Additionally, this project also hopes to spread awareness about the need to treat GNC children as normal children, and give them a decent education. Giving an example of Kalki Subramaniam, a transgender rights activist, actress and writer, who was the chief guest at their virtual meet, she said Kalki was born a boy, and later had a sex change operation. “Because her parents did not throw her out, supported her totally and gave her an education, she was able to become a useful member of society and start her own NGO for supporting such children.”

Hostel for transgender or GNC children.
Hostel for transgender or GNC children.

Addressing the meet, Kalki said, “What is most important for these children is a non-discriminatory environment where they can live with dignity.” Sharing her personal experience, she stressed the need to work hard to integrate transgender kids into their biological families. For this a well-thought-out awareness programme for parents and other family members, teachers, media, and the medical and judicial fraternity is essential, she said. Unless this kind of a support system is developed for GNC kids, they will not be able to have a decent future.

In his opening remarks DG ­Chokkalingam appreciated the efforts of the chair of this project Hemalatha, co-chair Vijayashree and coordinator Kavitha in spreading greater awareness about the problems faced by transgenders and enhancing the prospects of a better life for them. In a well-attended virtual meet, about 300 Rotarians participated and the DG was hopeful that they would go away sensitised to the plight of transgenders and help them.

Because her parents did not throw her out, supported her totally and gave her an education, she was able to become a useful member of society and start her own NGO for supporting such children.
Hemalatha on Kalki Subramaniam

Major General Babu spoke on how this hostel would give shelter to GNC children. This hostel “will not only accommodate  them, it will also accept them, nurture them, and most importantly, make them feel normal and accepted by all other children.
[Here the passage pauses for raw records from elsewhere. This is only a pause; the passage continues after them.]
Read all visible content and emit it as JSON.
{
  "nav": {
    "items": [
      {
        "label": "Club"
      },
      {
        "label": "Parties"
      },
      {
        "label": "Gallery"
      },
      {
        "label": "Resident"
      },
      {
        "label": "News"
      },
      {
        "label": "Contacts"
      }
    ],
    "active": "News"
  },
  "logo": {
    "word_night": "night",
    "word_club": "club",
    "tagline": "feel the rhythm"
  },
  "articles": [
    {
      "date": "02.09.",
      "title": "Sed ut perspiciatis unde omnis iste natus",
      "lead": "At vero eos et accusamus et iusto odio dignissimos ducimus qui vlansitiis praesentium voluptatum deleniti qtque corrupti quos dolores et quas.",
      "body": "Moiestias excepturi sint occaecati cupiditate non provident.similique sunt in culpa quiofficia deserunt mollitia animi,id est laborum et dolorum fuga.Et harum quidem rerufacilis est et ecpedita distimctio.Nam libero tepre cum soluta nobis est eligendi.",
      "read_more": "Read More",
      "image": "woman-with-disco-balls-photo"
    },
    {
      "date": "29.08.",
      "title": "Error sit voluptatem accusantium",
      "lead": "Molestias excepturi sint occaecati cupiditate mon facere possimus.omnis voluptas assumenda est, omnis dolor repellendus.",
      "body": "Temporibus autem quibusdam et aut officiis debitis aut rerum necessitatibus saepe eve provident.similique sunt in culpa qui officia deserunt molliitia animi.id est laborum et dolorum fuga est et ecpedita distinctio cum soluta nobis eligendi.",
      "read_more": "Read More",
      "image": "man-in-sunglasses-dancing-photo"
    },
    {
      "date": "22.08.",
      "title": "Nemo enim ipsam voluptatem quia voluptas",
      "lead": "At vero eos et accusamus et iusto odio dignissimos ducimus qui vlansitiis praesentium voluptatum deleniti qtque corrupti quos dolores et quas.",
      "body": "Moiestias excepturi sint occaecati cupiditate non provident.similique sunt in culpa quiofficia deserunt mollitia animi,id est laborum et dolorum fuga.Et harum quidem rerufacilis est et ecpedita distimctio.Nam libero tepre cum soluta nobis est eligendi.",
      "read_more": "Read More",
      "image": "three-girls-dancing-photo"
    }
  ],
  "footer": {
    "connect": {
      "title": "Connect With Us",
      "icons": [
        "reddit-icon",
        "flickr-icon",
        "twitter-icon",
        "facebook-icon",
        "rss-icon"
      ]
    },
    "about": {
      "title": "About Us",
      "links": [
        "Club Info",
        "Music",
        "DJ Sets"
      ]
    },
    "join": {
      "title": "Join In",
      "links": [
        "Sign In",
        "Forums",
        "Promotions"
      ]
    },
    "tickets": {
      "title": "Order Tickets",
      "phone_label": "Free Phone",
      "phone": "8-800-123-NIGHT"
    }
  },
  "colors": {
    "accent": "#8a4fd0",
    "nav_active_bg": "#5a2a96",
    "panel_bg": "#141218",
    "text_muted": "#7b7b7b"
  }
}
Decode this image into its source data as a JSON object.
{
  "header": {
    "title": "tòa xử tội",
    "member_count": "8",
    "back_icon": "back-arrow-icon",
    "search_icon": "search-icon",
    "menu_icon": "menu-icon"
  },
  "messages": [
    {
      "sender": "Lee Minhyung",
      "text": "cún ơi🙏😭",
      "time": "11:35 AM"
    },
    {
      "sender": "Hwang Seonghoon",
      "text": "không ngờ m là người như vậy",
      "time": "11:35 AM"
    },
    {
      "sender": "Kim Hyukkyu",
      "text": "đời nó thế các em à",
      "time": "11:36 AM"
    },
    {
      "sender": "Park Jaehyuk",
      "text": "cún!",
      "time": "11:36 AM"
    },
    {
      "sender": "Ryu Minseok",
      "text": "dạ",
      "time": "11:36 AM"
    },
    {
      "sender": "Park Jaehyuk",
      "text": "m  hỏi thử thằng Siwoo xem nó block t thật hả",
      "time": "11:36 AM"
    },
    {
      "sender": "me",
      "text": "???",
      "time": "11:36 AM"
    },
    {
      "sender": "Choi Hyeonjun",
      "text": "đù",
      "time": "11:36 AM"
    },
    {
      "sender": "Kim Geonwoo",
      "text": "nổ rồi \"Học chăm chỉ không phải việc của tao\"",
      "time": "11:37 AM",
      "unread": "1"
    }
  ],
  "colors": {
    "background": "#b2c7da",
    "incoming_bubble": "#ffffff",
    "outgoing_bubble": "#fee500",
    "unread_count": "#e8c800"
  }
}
It will also be an avenue for parents who wish to abandon their GNC children due to societal stigma.”

Dr Kavitha Fenn, a psychiatrist and Rotarian, gave out a list of five points to people to remember when dealing with a transgender child.
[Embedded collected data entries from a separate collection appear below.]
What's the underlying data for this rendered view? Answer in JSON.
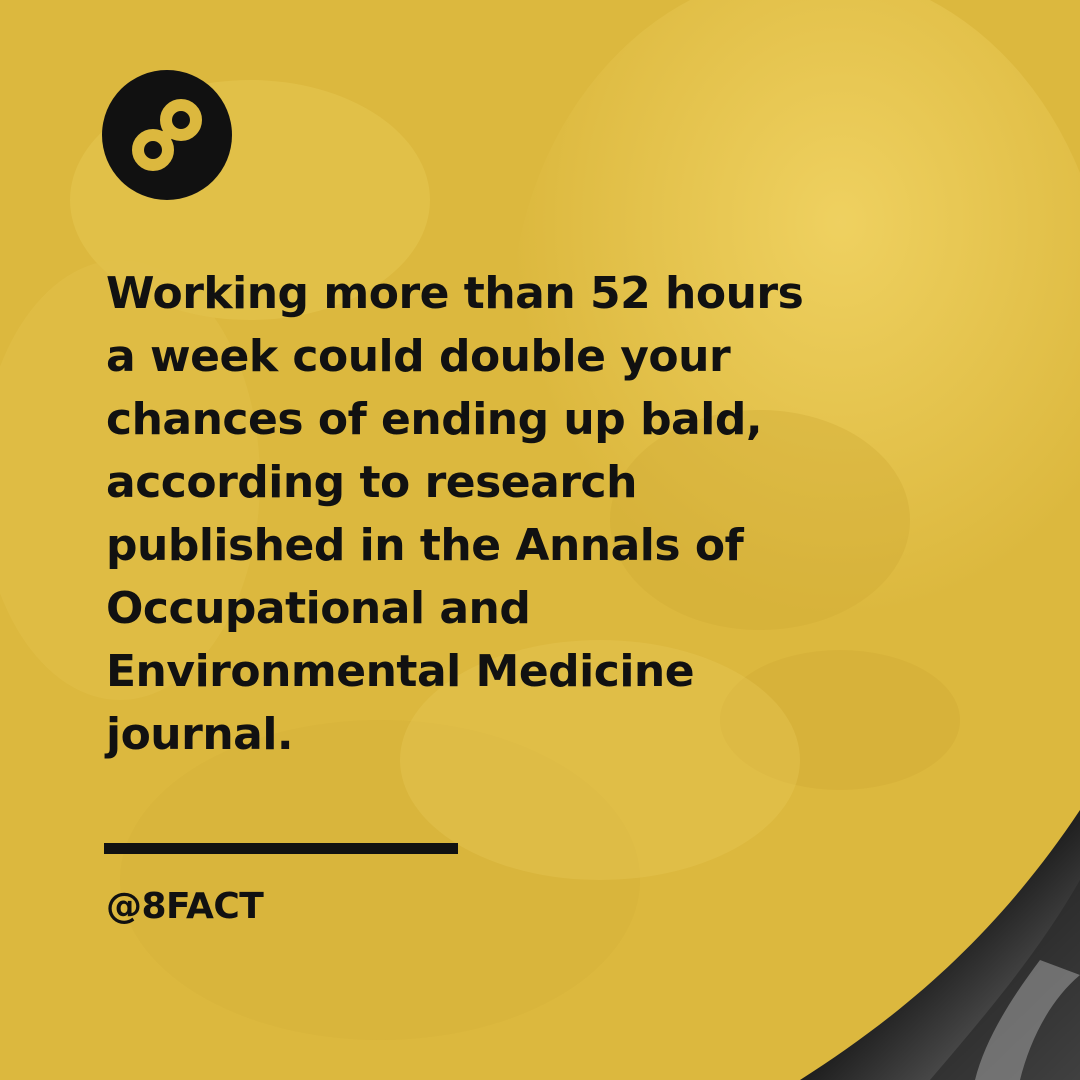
{
  "brand": {
    "logo_icon": "infinity-8-icon",
    "handle": "@8FACT"
  },
  "fact": {
    "lines": [
      "Working more than 52 hours",
      "a week could double your",
      "chances of ending up bald,",
      "according to research",
      "published in the Annals of",
      "Occupational and",
      "Environmental Medicine",
      "journal."
    ]
  },
  "colors": {
    "background_yellow": "#dcb83e",
    "text_black": "#111111"
  }
}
  • Learn facts about why they are different and then teach others.
  • Words can hurt and kill too. Therefore, teach people to respect GNC children.
  • Be inclusive: Teach tolerance to your own children. ­Parents of transgender persons go through pain during their child’s transition. Don’t isolate such children. Invite them to birthday parties and other social events. This will help prevent runaways from home.
  • Protest against discrimination. Lend your voice in support. Just sitting at home and expressing sympathy is useless. Show your sympathy and support through your action and help in every possible way.
  • Be proactive and spread awareness on the need to combat trans phobia.

PDG M Muruganandam, ­district trainer, quoted the existence and acceptance of transgenders from our ancient epics, such as the Mahabharata. He quoted the story of Shikhandi, who is male but was born female. She was the daughter of King Draupada and elder sister of Draupadi who married the Pandava brothers. Although she was born a female, Shikhandi was raised as a man, being taught warfare and statecraft. When Shikhandi changes her sex, she becomes Shikhandi, the warrior, said the PDG and urged Rotarians to spread empathy for transgenders. He congratulated women Rotarians for taking a leading role in the advocacy and action for better opportunities for the third gender.
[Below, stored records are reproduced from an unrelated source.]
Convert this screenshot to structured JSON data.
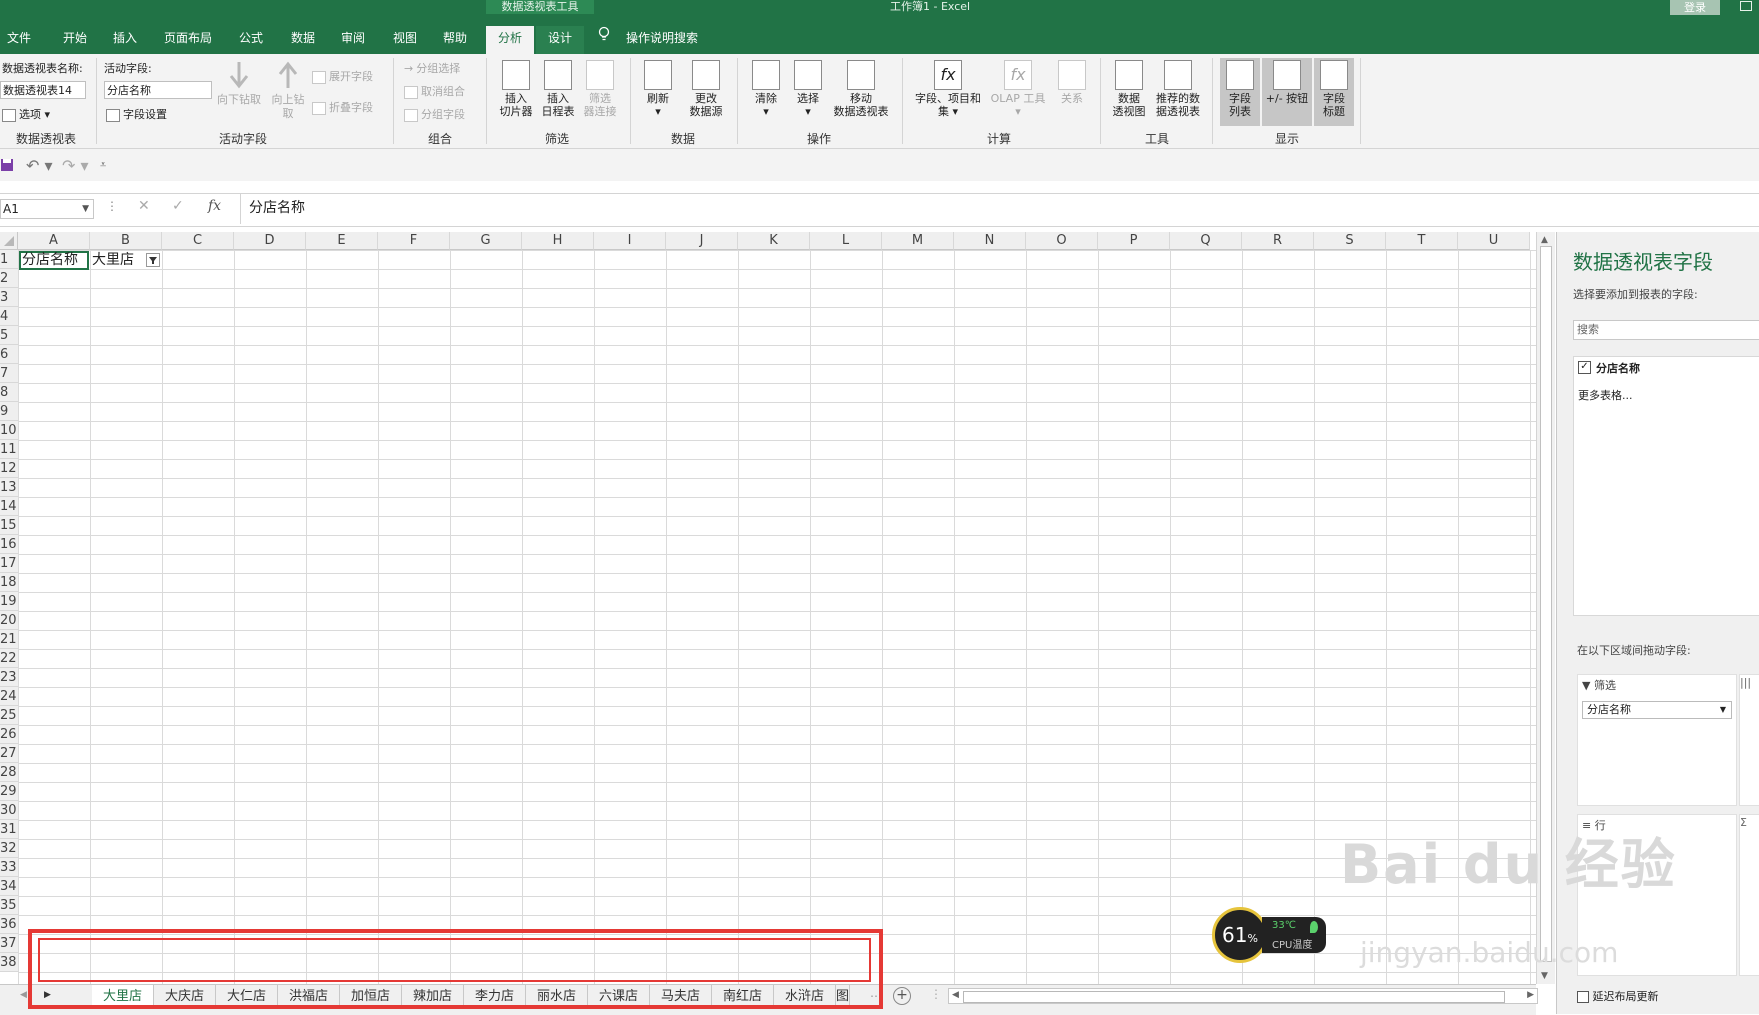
{
  "titlebar": {
    "context_tools": "数据透视表工具",
    "window_title": "工作簿1  -  Excel",
    "login": "登录",
    "tabs": [
      "文件",
      "开始",
      "插入",
      "页面布局",
      "公式",
      "数据",
      "审阅",
      "视图",
      "帮助",
      "分析",
      "设计"
    ],
    "active_tab": "分析",
    "tell_me": "操作说明搜索"
  },
  "ribbon": {
    "pivot": {
      "name_label": "数据透视表名称:",
      "name_value": "数据透视表14",
      "options": "选项",
      "group": "数据透视表"
    },
    "active_field": {
      "label": "活动字段:",
      "value": "分店名称",
      "settings": "字段设置",
      "drill_down": "向下钻取",
      "drill_up": "向上钻",
      "drill_up2": "取",
      "expand": "展开字段",
      "collapse": "折叠字段",
      "group": "活动字段"
    },
    "grouping": {
      "selection": "分组选择",
      "ungroup": "取消组合",
      "field": "分组字段",
      "group": "组合"
    },
    "filter": {
      "slicer": [
        "插入",
        "切片器"
      ],
      "timeline": [
        "插入",
        "日程表"
      ],
      "connections": [
        "筛选",
        "器连接"
      ],
      "group": "筛选"
    },
    "data": {
      "refresh": "刷新",
      "change_source": [
        "更改",
        "数据源"
      ],
      "group": "数据"
    },
    "actions": {
      "clear": "清除",
      "select": "选择",
      "move": [
        "移动",
        "数据透视表"
      ],
      "group": "操作"
    },
    "calc": {
      "fields_items": [
        "字段、项目和",
        "集"
      ],
      "olap": "OLAP 工具",
      "relations": "关系",
      "group": "计算"
    },
    "tools": {
      "pivotchart": [
        "数据",
        "透视图"
      ],
      "recommended": [
        "推荐的数",
        "据透视表"
      ],
      "group": "工具"
    },
    "show": {
      "field_list": [
        "字段",
        "列表"
      ],
      "buttons": "+/- 按钮",
      "headers": [
        "字段",
        "标题"
      ],
      "group": "显示"
    }
  },
  "formula_bar": {
    "name_box": "A1",
    "fx": "fx",
    "content": "分店名称"
  },
  "grid": {
    "columns": [
      "A",
      "B",
      "C",
      "D",
      "E",
      "F",
      "G",
      "H",
      "I",
      "J",
      "K",
      "L",
      "M",
      "N",
      "O",
      "P",
      "Q",
      "R",
      "S",
      "T",
      "U"
    ],
    "rows": [
      "1",
      "2",
      "3",
      "4",
      "5",
      "6",
      "7",
      "8",
      "9",
      "10",
      "11",
      "12",
      "13",
      "14",
      "15",
      "16",
      "17",
      "18",
      "19",
      "20",
      "21",
      "22",
      "23",
      "24",
      "25",
      "26",
      "27",
      "28",
      "29",
      "30",
      "31",
      "32",
      "33",
      "34",
      "35",
      "36",
      "37",
      "38"
    ],
    "a1": "分店名称",
    "b1": "大里店"
  },
  "sheets": {
    "tabs": [
      "大里店",
      "大庆店",
      "大仁店",
      "洪福店",
      "加恒店",
      "辣加店",
      "李力店",
      "丽水店",
      "六课店",
      "马夫店",
      "南红店",
      "水浒店",
      "图"
    ],
    "active": "大里店"
  },
  "cpu": {
    "percent": "61",
    "unit": "%",
    "temp": "33℃",
    "label": "CPU温度"
  },
  "pane": {
    "title": "数据透视表字段",
    "subtitle": "选择要添加到报表的字段:",
    "search_placeholder": "搜索",
    "field": "分店名称",
    "more_tables": "更多表格...",
    "drag_hint": "在以下区域间拖动字段:",
    "filters_label": "筛选",
    "filter_value": "分店名称",
    "rows_label": "行",
    "values_symbol": "Σ",
    "defer": "延迟布局更新"
  },
  "watermark": {
    "main": "Bai du 经验",
    "sub": "jingyan.baidu.com"
  },
  "colors": {
    "excel_green": "#217346",
    "red_box": "#e53935"
  }
}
Students at the Sri Sivananda Balalaya, Tiruchi.
Students at the Sri Sivananda Balalaya, Tiruchi.

As a token of Rotary’s immediate support for the cause of transgenders, there was good demand for buying the paintings done by transgenders which were auctioned by Kalki Subramaniam.

But, added Hemalatha, “the real success of the programme was evident, when after our Zoom meet, fellow Rotarians called the organisers and offered to support transgenders by employing them in their organisations.  With such support from Rotarians, RID 3000 is sure to empower more and more trans people to come forward fearlessly and say: This is who I am. We are hopeful of igniting that spark and be changemakers.”